Думаю, он держал меня дольше, чем кого-либо другого, ибо я не смог насчитать на полке больше четырех набросков с любого одного натурщика. Он кормил меня лучше, чем Поликлет, и каждый день выплачивал две драхмы. Я обычно встречался с Талией у развалин дома предателя и отдавал ей то, что мог добыть за деньги, причем велел не каждый раз говорить Лисию, что это от меня, иначе он задумался бы, как я это все достаю. Когда я заходил проведать его, он выглядел уже лучше, но как-то все же странно – глубоко запавшие глаза и очень прозрачная кожа, как у мальчика. Думаю, это объяснялось тем, что он пил очень много воды, чтобы заглушить голод; один лекарь говорил мне когда-то, что это полезно для незажившей раны, ибо вымывает из тела дурные соки; полагаю, только это и держало его в живых.

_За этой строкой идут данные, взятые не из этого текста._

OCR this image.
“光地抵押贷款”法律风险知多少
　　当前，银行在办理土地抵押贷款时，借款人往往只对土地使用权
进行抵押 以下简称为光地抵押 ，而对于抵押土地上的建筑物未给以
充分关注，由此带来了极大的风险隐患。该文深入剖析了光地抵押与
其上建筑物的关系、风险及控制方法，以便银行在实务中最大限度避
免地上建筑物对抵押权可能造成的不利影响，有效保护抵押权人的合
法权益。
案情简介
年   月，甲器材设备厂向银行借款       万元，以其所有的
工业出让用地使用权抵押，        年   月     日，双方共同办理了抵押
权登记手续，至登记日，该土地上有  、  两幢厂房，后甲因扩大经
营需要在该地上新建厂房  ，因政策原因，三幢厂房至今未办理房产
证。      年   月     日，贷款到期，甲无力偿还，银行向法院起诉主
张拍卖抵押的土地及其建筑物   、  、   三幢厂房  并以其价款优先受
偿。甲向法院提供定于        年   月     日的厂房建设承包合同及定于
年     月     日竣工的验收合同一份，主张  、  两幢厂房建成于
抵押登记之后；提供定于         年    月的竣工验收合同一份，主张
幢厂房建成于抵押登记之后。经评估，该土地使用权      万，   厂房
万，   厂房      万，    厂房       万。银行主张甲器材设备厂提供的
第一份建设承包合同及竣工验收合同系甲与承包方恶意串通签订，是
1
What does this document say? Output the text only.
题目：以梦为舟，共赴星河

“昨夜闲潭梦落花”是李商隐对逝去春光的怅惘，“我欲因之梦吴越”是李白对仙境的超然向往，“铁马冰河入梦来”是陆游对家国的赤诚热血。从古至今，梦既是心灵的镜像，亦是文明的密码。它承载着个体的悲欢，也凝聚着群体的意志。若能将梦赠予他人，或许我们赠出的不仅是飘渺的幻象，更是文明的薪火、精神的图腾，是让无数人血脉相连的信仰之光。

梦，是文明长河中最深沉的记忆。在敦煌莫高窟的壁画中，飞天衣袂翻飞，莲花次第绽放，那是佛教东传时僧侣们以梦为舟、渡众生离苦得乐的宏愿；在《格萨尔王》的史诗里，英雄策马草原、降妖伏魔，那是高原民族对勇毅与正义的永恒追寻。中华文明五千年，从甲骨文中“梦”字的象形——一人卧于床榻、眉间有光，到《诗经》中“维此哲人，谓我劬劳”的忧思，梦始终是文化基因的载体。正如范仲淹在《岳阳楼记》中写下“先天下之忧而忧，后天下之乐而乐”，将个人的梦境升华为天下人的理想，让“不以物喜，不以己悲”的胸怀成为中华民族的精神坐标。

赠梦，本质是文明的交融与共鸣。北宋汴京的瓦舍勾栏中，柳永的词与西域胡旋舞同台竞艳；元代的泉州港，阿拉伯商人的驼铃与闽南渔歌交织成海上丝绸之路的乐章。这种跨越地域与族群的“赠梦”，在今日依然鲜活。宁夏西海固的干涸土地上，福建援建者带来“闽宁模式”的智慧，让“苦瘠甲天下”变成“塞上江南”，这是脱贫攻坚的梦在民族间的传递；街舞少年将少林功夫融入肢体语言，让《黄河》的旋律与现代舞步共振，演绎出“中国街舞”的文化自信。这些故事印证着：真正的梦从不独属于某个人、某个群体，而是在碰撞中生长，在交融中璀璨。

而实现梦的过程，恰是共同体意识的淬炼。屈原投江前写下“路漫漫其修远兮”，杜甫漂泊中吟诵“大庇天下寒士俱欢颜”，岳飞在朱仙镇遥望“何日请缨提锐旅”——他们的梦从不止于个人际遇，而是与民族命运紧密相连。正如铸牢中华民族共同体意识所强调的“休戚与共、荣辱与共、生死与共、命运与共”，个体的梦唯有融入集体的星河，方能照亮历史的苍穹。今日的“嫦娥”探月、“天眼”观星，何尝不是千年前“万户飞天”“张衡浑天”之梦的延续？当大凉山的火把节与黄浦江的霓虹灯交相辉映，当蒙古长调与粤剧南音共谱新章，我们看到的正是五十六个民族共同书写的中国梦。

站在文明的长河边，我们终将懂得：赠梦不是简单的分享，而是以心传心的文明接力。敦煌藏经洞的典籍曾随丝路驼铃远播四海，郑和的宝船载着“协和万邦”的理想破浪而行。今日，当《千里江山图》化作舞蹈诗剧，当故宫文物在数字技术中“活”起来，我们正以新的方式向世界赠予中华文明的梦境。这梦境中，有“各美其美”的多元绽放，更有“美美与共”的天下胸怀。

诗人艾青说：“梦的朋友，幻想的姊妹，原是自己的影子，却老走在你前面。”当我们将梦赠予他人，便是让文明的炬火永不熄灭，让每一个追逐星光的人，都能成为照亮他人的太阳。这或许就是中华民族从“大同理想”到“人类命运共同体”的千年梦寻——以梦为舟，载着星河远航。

Мне было нелегко объяснять дома, где я пропадаю допоздна, когда масло стало такой редкостью, что, пользуйся им какой-то человек для освещения, его дом забросали бы камнями. Если я отсутствовал всю ночь, то говорил, что стоял в карауле. Иногда я замечал на себе взгляд отца. Но в шкафу для съестного у нас оставалось совсем мало, а мать приближалась к сроку; и если он думал, что лучше не спрашивать, то не мне его винить.
Мать, когда носила ребенка, всегда выглядела неважно; сейчас она двигалась по дому совсем медленно – а обычно порхала как птичка. Маленькая Харита помогала ей, и однажды, придя домой на рассвете, я увидел, что отец подметает двор – да так ловко, словно занимался этим долгие годы. Потом я вспомнил. Забрал у него метлу, он промолчал.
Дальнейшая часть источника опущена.